Home builder Toll Brothers reported a sharp drop in first-quarter revenue Wednesday, but said it had enough liquidity to get it through the current turmoil in the industry.
The company reported revenue of $409.3 million for the first three months of the year, down 51 percent from the year-ago period.
It reported net contracts worth about $128 million, down 66 percent from the same quarter a year ago.
There were 157 cancellations for the quarter and a backlog of about $1 billion.
"We ended FY 2009's first quarter with approximately $2.85 billion of liquidity from cash and availability under our bank credit facility," Joel H. Rassman, chief financial officer, said in a press release. "In addition, we have no public debt maturities until 2011. We believe this liquidity should enable us to take advantage of opportunities we expect will arise from the industry's current turmoil."

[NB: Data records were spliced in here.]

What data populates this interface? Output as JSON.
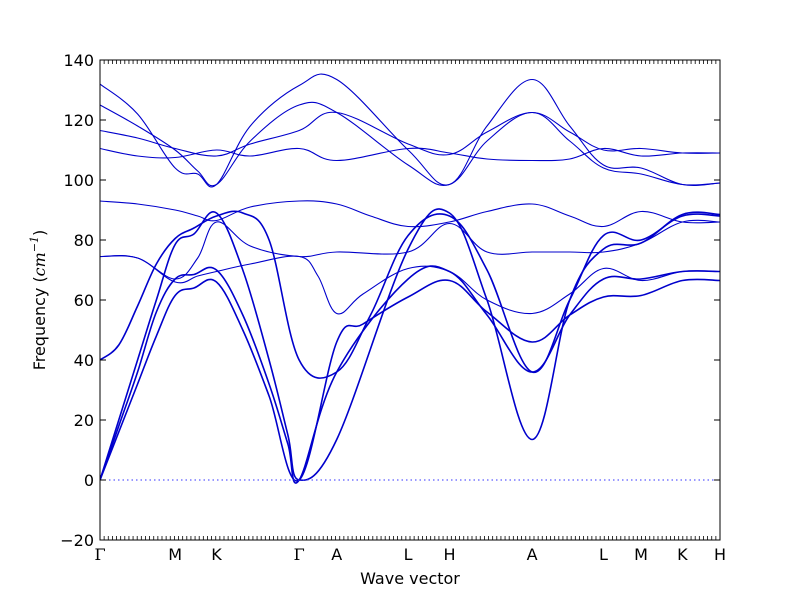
{
  "chart_data": {
    "type": "line",
    "title": "",
    "xlabel": "Wave vector",
    "ylabel_prefix": "Frequency (",
    "ylabel_unit_base": "cm",
    "ylabel_unit_exp": "−1",
    "ylabel_suffix": ")",
    "ylim": [
      -20,
      140
    ],
    "yticks": [
      -20,
      0,
      20,
      40,
      60,
      80,
      100,
      120,
      140
    ],
    "xlim": [
      0,
      16.5
    ],
    "grid": false,
    "legend": "none",
    "line_color": "#0000cc",
    "zero_line_color": "#3333ff",
    "high_symmetry_points": [
      {
        "label": "Γ",
        "x": 0
      },
      {
        "label": "M",
        "x": 2
      },
      {
        "label": "K",
        "x": 3.1
      },
      {
        "label": "Γ",
        "x": 5.3
      },
      {
        "label": "A",
        "x": 6.3
      },
      {
        "label": "L",
        "x": 8.2
      },
      {
        "label": "H",
        "x": 9.3
      },
      {
        "label": "A",
        "x": 11.5
      },
      {
        "label": "L",
        "x": 13.4
      },
      {
        "label": "M",
        "x": 14.4
      },
      {
        "label": "K",
        "x": 15.5
      },
      {
        "label": "H",
        "x": 16.5
      }
    ],
    "series": [
      {
        "x": [
          0,
          0.5,
          1.0,
          1.5,
          2.0,
          2.5,
          3.1,
          3.8,
          4.5,
          5.0,
          5.3,
          6.3,
          8.2,
          9.3,
          10.3,
          11.5,
          12.5,
          13.4,
          14.4,
          15.5,
          16.5
        ],
        "y": [
          0,
          20,
          40,
          60,
          78.5,
          82,
          89,
          70,
          40,
          15,
          0,
          13.5,
          77,
          89,
          60,
          13.5,
          60,
          77,
          79,
          88.5,
          88.5
        ]
      },
      {
        "x": [
          0,
          0.5,
          1.0,
          1.5,
          2.0,
          2.5,
          3.1,
          3.8,
          4.5,
          5.0,
          5.3,
          6.3,
          8.2,
          9.3,
          10.3,
          11.5,
          12.5,
          13.4,
          14.4,
          15.5,
          16.5
        ],
        "y": [
          0,
          18,
          36,
          56,
          67,
          68.5,
          70,
          55,
          32,
          12,
          0,
          36,
          67,
          69.5,
          55,
          36,
          55,
          67,
          67,
          69.5,
          69.5
        ]
      },
      {
        "x": [
          0,
          0.5,
          1.0,
          1.5,
          2.0,
          2.5,
          3.1,
          3.8,
          4.5,
          5.3,
          6.3,
          7.0,
          8.2,
          9.3,
          10.3,
          11.5,
          12.5,
          13.4,
          14.4,
          15.5,
          16.5
        ],
        "y": [
          0,
          16,
          32,
          48,
          61.5,
          64,
          66,
          50,
          28,
          0,
          46,
          52,
          61,
          66.5,
          56,
          46,
          55,
          61,
          61.5,
          66.5,
          66.5
        ]
      },
      {
        "x": [
          0,
          0.5,
          1.0,
          1.5,
          2.0,
          2.5,
          3.1,
          3.8,
          4.5,
          5.3,
          6.3,
          7.2,
          8.2,
          9.3,
          10.3,
          11.5,
          12.5,
          13.4,
          14.4,
          15.5,
          16.5
        ],
        "y": [
          40,
          45,
          58,
          72,
          80.5,
          84,
          88,
          89,
          80,
          40,
          36,
          55,
          81.5,
          88,
          70,
          36,
          60,
          81.5,
          80,
          88,
          88
        ]
      },
      {
        "x": [
          0,
          1.0,
          2.0,
          2.6,
          3.1,
          4.0,
          5.3,
          5.8,
          6.3,
          7.0,
          8.2,
          9.3,
          10.3,
          11.5,
          12.5,
          13.4,
          14.4,
          15.5,
          16.5
        ],
        "y": [
          74.5,
          74,
          66,
          68,
          69.5,
          72,
          74.5,
          68,
          55.5,
          62,
          70.5,
          69.5,
          60,
          55.5,
          62,
          70.5,
          66.5,
          69.5,
          69.5
        ]
      },
      {
        "x": [
          0,
          1.0,
          2.0,
          2.6,
          3.1,
          4.0,
          5.3,
          6.3,
          8.2,
          9.3,
          10.3,
          11.5,
          12.5,
          13.4,
          14.4,
          15.5,
          16.5
        ],
        "y": [
          74.5,
          74,
          67,
          74,
          86,
          78,
          74.5,
          76,
          76,
          85.5,
          76,
          76,
          76,
          76,
          79,
          86,
          86
        ]
      },
      {
        "x": [
          0,
          1.0,
          2.0,
          2.6,
          3.1,
          4.0,
          5.3,
          6.3,
          7.2,
          8.2,
          9.3,
          10.3,
          11.5,
          12.5,
          13.4,
          14.4,
          15.5,
          16.5
        ],
        "y": [
          93,
          92,
          90,
          88,
          86.5,
          91,
          93,
          92,
          88,
          84.5,
          86,
          89.5,
          92,
          88,
          84.5,
          89.5,
          86,
          86
        ]
      },
      {
        "x": [
          0,
          1.0,
          2.0,
          2.6,
          3.1,
          4.0,
          5.3,
          6.3,
          8.2,
          9.3,
          10.3,
          11.5,
          12.5,
          13.4,
          14.4,
          15.5,
          16.5
        ],
        "y": [
          132,
          122,
          104,
          102,
          98.5,
          118,
          131.5,
          133.5,
          110,
          98.5,
          118,
          133.5,
          118,
          105,
          104,
          98.5,
          99
        ]
      },
      {
        "x": [
          0,
          1.0,
          2.0,
          2.6,
          3.1,
          4.0,
          5.3,
          6.3,
          8.2,
          9.3,
          10.3,
          11.5,
          12.5,
          13.4,
          14.4,
          15.5,
          16.5
        ],
        "y": [
          125,
          118,
          110,
          103,
          98.5,
          113,
          125,
          122.5,
          105,
          98.5,
          113,
          122.5,
          113,
          104,
          102,
          98.5,
          99
        ]
      },
      {
        "x": [
          0,
          1.0,
          2.0,
          3.1,
          4.0,
          5.3,
          6.3,
          8.2,
          9.3,
          10.3,
          11.5,
          12.5,
          13.4,
          14.4,
          15.5,
          16.5
        ],
        "y": [
          116.5,
          114,
          110.5,
          108,
          112,
          116.5,
          122.5,
          112,
          108.5,
          116,
          122.5,
          116,
          110,
          110.5,
          109,
          109
        ]
      },
      {
        "x": [
          0,
          1.0,
          2.0,
          3.1,
          4.0,
          5.3,
          6.3,
          8.2,
          9.3,
          10.3,
          11.5,
          12.5,
          13.4,
          14.4,
          15.5,
          16.5
        ],
        "y": [
          110.5,
          108,
          107.5,
          110,
          108,
          110.5,
          106.5,
          110.5,
          109,
          107,
          106.5,
          107,
          110.5,
          108,
          109,
          109
        ]
      }
    ]
  }
}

"The past five months have been among the most difficult in U.S. economic history," CEO Robert I. Toll said in a release. "Many potential buyers are now concerned about their job security and the economy's financial stability, in addition to their ability to sell their current homes."
"If the President and Congress, in effect, take action to 'call the bottom' on home prices by approving a significant program to spur demand, home prices might stabilize," Robert Toll added. "This could also stem foreclosures, reduce inventories, and shore up existing difficult-to-value mortgage-backed securities so they can be traded."
Toll Brothers shares were lower by 6.3 percent on Tuesday.